Stokes Limited was formerly known as Stokes (Australasia) Limited.


----------



## System (30 July 2018)

On July 30th, 2018, Stokes Limited (SKS) changed its name and ASX code to Enevis Limited (ENE).


----------



## System (9 December 2020)

On December 9th, 2020, Enevis Limited (ENE) changed its name and ASX code to SKS Technologies Group Limited (SKS).


----------



## Dona Ferentes (9 December 2020)

System said:


> On December 9th, 2020, Enevis Limited (ENE) changed its name and ASX code to SKS Technologies Group Limited (SKS).

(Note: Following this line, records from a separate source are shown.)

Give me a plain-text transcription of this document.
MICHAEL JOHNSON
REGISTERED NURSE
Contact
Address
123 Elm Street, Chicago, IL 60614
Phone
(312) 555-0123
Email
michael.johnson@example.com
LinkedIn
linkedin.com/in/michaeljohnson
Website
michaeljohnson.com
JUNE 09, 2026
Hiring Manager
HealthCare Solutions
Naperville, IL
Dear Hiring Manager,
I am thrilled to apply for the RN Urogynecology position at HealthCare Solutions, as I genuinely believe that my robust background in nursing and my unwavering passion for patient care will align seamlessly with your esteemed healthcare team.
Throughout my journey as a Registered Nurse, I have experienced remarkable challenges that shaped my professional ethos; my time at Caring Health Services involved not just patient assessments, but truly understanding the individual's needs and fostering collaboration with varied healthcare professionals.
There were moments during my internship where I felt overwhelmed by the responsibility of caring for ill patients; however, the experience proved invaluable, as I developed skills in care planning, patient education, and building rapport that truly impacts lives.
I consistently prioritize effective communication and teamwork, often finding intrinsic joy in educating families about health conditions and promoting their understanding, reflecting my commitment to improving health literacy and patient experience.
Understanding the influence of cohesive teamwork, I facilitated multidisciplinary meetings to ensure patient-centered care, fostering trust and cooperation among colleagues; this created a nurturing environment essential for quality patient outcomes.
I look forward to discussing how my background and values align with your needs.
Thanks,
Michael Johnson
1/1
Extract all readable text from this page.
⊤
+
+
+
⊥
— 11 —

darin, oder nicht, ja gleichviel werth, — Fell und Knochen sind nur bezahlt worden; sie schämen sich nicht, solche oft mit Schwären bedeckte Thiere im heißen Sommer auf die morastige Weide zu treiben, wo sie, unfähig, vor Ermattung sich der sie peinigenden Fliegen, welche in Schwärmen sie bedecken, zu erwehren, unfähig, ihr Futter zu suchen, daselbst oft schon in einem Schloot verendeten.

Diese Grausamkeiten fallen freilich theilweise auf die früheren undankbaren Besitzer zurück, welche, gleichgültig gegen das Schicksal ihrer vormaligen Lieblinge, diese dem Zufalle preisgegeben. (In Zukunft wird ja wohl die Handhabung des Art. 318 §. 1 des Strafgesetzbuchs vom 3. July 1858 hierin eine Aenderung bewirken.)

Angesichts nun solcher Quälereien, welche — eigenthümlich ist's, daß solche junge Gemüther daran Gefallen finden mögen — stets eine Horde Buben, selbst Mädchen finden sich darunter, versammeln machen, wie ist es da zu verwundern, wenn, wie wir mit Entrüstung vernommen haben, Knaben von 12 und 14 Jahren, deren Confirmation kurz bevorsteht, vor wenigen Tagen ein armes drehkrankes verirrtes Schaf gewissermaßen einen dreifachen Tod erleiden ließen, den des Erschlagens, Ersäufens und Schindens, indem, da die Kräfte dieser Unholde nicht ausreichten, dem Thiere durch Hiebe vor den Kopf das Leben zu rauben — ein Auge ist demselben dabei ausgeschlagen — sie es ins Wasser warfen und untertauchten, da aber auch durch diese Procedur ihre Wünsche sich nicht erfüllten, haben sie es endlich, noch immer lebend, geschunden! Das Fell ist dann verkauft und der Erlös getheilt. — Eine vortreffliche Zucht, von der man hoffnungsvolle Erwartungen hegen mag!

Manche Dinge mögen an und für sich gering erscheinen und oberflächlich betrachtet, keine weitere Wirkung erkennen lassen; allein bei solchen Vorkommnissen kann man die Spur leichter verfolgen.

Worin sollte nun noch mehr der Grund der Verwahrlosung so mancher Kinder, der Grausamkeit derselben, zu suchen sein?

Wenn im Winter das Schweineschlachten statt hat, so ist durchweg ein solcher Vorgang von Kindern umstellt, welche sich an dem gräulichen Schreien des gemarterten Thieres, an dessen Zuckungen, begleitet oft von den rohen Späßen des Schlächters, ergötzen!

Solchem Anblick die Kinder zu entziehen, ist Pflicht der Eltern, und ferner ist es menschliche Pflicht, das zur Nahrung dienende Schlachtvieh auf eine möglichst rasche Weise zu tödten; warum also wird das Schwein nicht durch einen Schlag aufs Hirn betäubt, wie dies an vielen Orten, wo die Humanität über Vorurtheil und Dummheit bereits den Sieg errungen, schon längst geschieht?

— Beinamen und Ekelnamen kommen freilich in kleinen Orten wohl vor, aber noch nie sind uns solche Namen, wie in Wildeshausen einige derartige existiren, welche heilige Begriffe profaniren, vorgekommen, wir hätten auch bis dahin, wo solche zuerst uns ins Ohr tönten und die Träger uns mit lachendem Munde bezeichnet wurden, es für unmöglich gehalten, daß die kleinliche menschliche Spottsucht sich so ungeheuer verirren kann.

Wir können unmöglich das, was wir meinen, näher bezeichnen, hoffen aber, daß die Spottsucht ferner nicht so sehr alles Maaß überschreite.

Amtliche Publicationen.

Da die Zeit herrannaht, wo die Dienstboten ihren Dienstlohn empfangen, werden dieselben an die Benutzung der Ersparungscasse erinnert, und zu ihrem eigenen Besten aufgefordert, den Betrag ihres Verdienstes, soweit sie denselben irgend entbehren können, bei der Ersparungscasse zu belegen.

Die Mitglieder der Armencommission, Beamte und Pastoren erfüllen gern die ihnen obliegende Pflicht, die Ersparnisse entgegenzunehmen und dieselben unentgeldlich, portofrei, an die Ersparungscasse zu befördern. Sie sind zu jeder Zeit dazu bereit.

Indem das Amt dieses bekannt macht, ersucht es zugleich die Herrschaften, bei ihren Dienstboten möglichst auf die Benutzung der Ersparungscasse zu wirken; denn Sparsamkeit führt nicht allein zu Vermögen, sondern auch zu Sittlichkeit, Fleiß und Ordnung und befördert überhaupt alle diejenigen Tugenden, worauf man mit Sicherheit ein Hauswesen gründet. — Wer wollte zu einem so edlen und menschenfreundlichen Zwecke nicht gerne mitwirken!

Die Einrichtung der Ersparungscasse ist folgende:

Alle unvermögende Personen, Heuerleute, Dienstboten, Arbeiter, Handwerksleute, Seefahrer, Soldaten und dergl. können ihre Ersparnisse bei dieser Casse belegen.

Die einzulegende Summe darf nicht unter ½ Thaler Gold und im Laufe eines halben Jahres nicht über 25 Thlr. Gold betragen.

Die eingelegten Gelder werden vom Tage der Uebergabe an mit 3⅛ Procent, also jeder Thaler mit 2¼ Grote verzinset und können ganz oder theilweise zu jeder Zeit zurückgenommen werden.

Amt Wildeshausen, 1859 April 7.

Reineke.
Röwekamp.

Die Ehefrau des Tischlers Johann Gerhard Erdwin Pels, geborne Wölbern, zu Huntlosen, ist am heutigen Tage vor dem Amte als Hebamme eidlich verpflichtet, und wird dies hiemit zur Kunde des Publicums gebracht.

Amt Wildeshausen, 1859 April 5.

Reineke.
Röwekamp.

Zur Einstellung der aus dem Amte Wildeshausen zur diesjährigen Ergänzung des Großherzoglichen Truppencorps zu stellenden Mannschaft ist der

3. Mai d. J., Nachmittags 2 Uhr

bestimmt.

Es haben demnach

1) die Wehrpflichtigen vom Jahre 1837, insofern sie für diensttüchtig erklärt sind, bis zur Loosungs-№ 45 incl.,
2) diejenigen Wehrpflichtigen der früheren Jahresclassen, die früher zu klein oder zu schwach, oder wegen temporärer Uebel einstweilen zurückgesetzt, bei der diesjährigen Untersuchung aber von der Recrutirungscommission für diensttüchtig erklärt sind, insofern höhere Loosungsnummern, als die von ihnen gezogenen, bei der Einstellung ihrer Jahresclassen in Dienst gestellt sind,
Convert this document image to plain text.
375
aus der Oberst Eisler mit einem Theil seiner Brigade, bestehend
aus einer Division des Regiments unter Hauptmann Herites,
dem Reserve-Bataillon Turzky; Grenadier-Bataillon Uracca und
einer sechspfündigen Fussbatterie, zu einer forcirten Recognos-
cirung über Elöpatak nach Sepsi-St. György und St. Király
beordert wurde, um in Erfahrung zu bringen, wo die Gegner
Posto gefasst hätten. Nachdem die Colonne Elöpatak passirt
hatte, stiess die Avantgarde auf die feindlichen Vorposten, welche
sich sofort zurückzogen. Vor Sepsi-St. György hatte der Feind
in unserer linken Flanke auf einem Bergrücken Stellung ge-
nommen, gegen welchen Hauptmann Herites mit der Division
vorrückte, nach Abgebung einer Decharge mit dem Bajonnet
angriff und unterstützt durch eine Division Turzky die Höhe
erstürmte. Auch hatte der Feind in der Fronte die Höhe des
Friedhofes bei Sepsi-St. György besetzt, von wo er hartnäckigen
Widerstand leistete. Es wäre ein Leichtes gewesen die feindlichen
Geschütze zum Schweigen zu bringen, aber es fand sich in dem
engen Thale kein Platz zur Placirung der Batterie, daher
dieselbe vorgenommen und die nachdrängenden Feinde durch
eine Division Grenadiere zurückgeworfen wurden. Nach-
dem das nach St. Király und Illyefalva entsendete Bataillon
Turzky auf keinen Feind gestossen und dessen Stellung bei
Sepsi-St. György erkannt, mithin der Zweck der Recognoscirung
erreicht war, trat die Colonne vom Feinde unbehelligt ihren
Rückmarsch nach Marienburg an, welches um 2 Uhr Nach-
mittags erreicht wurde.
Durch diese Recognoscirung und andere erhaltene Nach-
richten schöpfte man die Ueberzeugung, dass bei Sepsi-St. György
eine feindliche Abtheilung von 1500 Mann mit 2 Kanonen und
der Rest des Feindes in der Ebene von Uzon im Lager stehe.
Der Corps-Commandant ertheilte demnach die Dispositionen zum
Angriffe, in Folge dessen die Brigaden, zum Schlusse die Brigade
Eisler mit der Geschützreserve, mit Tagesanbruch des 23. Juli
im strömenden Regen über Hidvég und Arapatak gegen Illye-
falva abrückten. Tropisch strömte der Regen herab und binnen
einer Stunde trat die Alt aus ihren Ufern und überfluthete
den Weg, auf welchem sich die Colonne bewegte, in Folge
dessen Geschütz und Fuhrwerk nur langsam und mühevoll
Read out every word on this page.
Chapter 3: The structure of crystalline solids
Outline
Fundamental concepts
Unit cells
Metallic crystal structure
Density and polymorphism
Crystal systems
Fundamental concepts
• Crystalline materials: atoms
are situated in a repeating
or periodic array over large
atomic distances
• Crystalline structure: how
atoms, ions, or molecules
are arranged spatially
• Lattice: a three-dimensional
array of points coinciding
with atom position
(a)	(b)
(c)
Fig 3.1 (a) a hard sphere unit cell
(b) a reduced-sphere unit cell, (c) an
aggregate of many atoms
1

seems to be the same old crowd. from the website: https://www.sks.com.au/


> _SKS Technologies (a subsidiary division of Enevis Ltd)_ is a leading provider of audiovisual products & solutions and electrical and communications cabling for the commercial, retail, health, defence and education market. With the vision and experience to pioneer audiovisual installation solutions, SKS Technologies have created a ‘one company, one complete solution’ approach for our customers.





> With over 40 years of experience in the electrical, audiovisual and communications industry, SKS Technologies support customer’s complex and ultra specialised projects with friendly and experienced staff including project managers, engineers and industry certified technicians ensuring our installation are of the highest quality.


----------